Bangladesh, 1971: The forgotten holocaust

By Neil Andrews

Forty years ago one of the bloodiest conflicts to engulf the Asian continent took place.  East Pakistan (now Bangladesh) rose up against West Pakistan after the latter had denied the East independence.  The struggle pitted the two halves of Pakistan – geographically located either side of India – in a bitter conflict lasting nine months.  Only the intervention of India, on the behalf of East Pakistan, prevented events from reaching Holocaust-like proportions.

3 million are said to have perished at the hands of the West Pakistan Army and Bengali collaborators between March and December 1971.  In a conflict that witnessed the rape of 200,000 women in purpose-built “rape camps” – of which more than 10% became pregnant – and the exodus of more than 10 million Bengalis for the relatively safe confines of India, the engagement also saw the surrender of 90,000 prisoners of war (POWs), the largest recorded since World War II.  Though Bangladesh cannot be entirely absolved of guilt, Pakistan has never accepted responsibility for the war, which began after the disputed result of a 1970 election, culminating in one of the worst acts of genocide in recent history.
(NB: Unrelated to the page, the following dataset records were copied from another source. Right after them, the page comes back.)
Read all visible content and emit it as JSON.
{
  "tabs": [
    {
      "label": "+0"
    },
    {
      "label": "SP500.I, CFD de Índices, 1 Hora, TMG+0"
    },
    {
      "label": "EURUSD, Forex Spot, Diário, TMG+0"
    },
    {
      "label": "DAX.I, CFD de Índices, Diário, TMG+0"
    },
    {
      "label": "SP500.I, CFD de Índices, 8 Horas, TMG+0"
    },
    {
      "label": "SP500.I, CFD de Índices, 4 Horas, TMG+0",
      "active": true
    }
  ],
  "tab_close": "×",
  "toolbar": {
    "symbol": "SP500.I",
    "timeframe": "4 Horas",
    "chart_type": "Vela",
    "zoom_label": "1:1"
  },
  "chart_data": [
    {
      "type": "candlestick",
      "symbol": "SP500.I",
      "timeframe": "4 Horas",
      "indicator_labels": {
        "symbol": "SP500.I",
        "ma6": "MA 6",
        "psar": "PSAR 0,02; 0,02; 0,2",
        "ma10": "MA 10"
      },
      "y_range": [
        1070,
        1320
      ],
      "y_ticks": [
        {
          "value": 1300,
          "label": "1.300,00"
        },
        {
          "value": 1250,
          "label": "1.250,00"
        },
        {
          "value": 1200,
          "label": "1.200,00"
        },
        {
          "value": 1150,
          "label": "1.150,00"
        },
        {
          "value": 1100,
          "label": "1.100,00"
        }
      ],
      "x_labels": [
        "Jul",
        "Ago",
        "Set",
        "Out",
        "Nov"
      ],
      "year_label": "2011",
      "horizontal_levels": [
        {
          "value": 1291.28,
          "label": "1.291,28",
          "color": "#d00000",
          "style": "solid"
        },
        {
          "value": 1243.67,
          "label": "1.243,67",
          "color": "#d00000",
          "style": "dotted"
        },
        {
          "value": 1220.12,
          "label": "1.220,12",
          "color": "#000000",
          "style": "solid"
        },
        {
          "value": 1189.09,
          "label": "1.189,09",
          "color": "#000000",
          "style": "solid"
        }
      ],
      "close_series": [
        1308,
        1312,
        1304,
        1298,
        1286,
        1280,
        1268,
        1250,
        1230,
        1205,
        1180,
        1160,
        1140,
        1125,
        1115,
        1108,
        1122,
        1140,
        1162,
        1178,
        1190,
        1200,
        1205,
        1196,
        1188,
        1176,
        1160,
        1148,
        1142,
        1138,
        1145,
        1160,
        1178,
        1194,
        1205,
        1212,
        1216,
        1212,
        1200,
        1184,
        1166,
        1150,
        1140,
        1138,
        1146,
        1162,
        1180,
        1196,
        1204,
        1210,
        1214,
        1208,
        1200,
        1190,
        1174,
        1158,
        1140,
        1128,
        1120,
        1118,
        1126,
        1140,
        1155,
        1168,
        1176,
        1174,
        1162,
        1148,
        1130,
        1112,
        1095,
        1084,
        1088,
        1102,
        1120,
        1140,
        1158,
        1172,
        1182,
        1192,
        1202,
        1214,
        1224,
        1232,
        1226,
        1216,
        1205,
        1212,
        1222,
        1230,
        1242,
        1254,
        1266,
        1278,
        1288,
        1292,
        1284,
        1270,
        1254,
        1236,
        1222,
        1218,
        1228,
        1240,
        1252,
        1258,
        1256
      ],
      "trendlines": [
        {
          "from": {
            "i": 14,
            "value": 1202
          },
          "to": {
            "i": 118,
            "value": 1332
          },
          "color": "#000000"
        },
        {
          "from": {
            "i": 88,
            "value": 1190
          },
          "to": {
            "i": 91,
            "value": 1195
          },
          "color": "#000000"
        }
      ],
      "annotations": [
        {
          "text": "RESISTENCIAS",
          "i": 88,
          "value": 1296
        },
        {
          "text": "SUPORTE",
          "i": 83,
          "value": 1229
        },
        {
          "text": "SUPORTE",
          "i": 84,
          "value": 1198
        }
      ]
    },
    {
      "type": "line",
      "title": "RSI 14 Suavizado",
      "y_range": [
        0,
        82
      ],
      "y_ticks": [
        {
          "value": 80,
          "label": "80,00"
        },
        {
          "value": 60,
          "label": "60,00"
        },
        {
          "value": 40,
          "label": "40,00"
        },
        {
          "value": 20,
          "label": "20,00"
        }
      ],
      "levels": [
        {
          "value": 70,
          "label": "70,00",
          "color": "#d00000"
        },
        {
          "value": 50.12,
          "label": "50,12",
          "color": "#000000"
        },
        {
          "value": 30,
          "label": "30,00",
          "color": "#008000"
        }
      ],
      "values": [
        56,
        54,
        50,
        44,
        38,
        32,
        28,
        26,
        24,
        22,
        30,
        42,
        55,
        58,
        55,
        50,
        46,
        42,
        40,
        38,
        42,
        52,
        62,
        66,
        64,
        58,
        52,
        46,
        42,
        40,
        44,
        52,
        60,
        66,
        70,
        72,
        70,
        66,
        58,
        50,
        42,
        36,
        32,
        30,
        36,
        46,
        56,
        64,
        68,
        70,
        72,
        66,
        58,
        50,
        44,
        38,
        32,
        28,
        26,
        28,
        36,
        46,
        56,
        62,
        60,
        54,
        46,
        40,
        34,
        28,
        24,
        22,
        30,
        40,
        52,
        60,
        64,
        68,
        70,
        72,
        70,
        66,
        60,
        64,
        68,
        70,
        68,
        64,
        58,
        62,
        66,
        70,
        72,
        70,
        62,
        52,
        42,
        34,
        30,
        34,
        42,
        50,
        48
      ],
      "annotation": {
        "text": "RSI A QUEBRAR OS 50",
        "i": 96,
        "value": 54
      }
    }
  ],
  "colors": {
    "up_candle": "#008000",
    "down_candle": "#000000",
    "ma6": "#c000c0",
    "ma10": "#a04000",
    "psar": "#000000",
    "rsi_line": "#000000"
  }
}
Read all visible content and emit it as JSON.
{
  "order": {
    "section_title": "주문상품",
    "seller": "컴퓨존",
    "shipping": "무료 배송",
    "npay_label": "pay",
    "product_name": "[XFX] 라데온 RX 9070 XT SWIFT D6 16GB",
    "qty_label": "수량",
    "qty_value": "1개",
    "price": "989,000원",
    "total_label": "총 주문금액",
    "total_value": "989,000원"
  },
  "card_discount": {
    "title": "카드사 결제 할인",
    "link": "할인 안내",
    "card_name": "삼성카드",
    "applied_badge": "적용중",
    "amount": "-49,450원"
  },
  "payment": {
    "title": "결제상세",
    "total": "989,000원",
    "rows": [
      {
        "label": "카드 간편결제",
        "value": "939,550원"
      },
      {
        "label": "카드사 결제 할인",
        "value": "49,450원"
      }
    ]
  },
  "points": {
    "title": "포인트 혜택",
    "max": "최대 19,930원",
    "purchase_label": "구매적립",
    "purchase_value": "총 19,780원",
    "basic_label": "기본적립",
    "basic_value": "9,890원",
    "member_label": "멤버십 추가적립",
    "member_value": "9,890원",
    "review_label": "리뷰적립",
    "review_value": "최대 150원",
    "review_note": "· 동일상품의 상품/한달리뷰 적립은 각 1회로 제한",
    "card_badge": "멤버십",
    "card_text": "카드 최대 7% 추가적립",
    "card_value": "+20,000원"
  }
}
But as evidence of how little the war is known to the West, a 1995 Channel 4 documentary reported that many of the perpetrators of 1971 had been living and working in London, seemingly unbeknown to anyone.  Yet more worrying is the fact that many polemicists – and a handful of historians – have continued to deny that genocide was even committed.

 Justice for the 3 million may now be on its way, however – but it has been a rocky road.  Protests in Dhaka, Bangladesh’s bustling capital, in recent months have thrown fresh light on the events of 1971, with protesters calling for the heads of suspected war criminals.  One of those most wanted is Abdul Quader Mollah, or the “Butcher of Mirpur”, as he is more commonly known.  Linked with the beheading of a poet, the rape of an 11-year old girl and the shooting of more than 300 Bangladeshis in 1971, Mollah – who was assistant secretary general of Jamaat-e-Islami, a political party strongly linked with a number of the atrocities – was found guilty last month and handed down a life sentence.  Justice done, then?  Apparently not.  In a country where life imprisonment for a mass murderer is seen as getting off lightly, the decision has, for many, left a bitter taste – protestors want him executed.  Though I do not support the use of capital punishment anywhere, regardless of the circumstances, it is clear that many in Bangladesh still feel a sense of injustice at the outcome, and want blood.  One reason for such animosity may be that the party alleged to have colluded with the West Pakistan Army in the genocide, Jamaat-e-Islami, is still free to run for election, despite vocal opposition calling for it to be banned.

So how can justice be fairly dispensed?  One charge levelled against the Bangladeshi legal system is that it is plagued with corruption and political favouritism, which is why it has taken so long to convict any of the perpetrators of 1971.  A suggestion has been made that those found guilty could instead be imprisoned under the provisions of the International Criminal Court, situated in The Hague.  Certainly, the intervention of international law in this instance may prove the key to taking those guilty out of the reach of national politicians, which might prevent further delay.

But aside from this, there is something else – something bigger – brewing in Bangladesh.  The gathering of hundreds of thousands of demonstrators in the capital’s Shahbagh Square, the bubbling epicentre of the protests, bares a striking resemblance to events that encircled Tahrir Square in Egypt two years ago.  The music, the street theatre, and the seeming unity of those in Dhaka suggest that maybe something else is apace.  Perhaps this is not just a protest about 1971.  Perhaps it is a yearning for reform, modernity, and the search for a new Bangladesh.